Even if you’ve never been to South of the Border, the place has probably made an impression if you’ve ever driven south on Interstate 95 through North Carolina. The venerable amusement park on I-95 just across the South Carolina state line has some of the most memorably garish day-glow billboard advertisements you’ll ever see.
That was the inspiration for a new comic by local writer Zack Smith, a South of the Border parody called “Sombrero World,” which is rolling out in two installments. Part one will be in KaBOOM! Studio’s “Regular Show” #3, tentatively scheduled for release this month, with part two following in issue #4.
Smith grew up in Raleigh and graduated from Broughton High in 1998, going on to N.C. State. He had plenty of South of the Border memories to draw on, although his earliest childhood experience with the place was unsuccessfully begging his parents to stop there. During high school, he stopped in for a visit that lasted all of 32 minutes before he fled. But Smith finally put in a bit more time there on a spring-break beach trip during college.
“It’s a hard place to describe to someone who’s not been there, this faux-Mexican tourist trap with all manner of really bad, cheap, awful items,” Smith said. “When I went during college, we wandered through different cheap-trinket places.
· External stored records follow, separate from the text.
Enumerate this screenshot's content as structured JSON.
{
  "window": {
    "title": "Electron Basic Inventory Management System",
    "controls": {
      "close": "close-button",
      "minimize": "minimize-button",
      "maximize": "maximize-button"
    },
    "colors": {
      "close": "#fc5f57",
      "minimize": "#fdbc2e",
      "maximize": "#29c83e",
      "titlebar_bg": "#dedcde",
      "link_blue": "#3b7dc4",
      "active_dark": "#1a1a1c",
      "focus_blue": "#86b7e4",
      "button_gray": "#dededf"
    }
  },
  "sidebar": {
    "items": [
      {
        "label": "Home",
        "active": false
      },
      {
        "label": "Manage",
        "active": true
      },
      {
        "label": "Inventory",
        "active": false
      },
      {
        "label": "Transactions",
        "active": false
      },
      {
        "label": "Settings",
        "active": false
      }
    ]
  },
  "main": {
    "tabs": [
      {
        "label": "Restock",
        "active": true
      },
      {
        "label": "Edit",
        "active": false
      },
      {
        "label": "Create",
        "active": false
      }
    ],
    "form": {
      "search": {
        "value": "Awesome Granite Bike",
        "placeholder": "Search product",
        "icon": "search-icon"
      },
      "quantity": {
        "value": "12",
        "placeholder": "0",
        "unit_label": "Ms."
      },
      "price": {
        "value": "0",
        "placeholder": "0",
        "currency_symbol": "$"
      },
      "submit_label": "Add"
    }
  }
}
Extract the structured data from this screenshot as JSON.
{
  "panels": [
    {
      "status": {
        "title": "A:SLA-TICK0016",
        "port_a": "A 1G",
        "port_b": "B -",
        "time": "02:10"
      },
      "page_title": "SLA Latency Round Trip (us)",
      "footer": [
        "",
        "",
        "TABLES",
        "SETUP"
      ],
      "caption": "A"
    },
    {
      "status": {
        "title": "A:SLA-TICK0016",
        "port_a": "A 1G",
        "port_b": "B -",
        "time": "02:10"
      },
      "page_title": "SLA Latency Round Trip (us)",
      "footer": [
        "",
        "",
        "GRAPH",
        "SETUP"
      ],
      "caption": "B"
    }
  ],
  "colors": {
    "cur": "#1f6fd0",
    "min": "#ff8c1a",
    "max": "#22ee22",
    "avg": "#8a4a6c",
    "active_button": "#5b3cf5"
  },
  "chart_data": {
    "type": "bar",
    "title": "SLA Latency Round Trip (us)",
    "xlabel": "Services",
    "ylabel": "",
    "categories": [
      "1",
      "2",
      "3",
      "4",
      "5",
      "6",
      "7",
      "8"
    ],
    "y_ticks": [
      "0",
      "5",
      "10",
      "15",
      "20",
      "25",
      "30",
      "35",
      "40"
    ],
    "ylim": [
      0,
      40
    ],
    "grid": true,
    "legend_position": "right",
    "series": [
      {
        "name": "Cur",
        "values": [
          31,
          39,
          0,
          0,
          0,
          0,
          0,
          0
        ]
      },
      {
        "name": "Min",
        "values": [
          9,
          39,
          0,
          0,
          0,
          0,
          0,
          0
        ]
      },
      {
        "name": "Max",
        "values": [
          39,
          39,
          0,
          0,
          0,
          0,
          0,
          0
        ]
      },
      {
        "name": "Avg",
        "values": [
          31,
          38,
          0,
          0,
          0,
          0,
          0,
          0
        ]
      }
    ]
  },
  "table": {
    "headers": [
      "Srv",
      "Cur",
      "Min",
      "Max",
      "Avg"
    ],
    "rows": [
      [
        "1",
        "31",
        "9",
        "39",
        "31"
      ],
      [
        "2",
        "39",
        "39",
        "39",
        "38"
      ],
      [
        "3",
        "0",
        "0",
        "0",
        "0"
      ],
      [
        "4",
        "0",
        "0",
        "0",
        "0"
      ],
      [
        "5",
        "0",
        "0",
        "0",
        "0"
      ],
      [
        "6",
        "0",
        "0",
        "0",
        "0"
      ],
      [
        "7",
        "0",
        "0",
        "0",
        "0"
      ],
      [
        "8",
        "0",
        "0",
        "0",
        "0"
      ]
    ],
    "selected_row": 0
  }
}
For reasons I do not comprehend, the detail that stuck with me was the broken jukebox in the ice cream shop with all country-western Christmas songs.”
South of the Border seemed like the perfect place to parody in a comic book, so Smith sold a pitch to do one using characters from the Emmy-winning Cartoon Network series “Regular Show.” Starring Mordecai and Rigby, a blue jay and raccoon, “Regular Show” chronicles their misadventures in surreal fashion.
For “Sombrero World,” Smith collaborated with Brad McGinty, a Minneapolis-based cartoon artist. Smith wrote the script and described what each panel should show, and McGinty did the artwork – toning down some of the stereotypical aspects of the real South of the Border. The real place’s “Pedro” mascot has been turned into “Poncho,” a sombrero-wearing monster who looks like a cross between a lumberjack and surfer.
“You try to be careful with making fun of something like South of the Border, because you run the risk of being offensive on any number of levels,” Smith said.
“Sombrero World” is one of a number of comics that Smith has coming out this year, including a story based on another Cartoon Network series, “Adventure Time.” But first, Smith is thinking that he should properly commemorate the publication of “Sombrero World.”
“Having done the story, I’m curious to go back down to South of the Border again,” he said. “Maybe pop some champagne. I’m not really in the mood to make a pilgrimage, but it does feel like something I need to do.”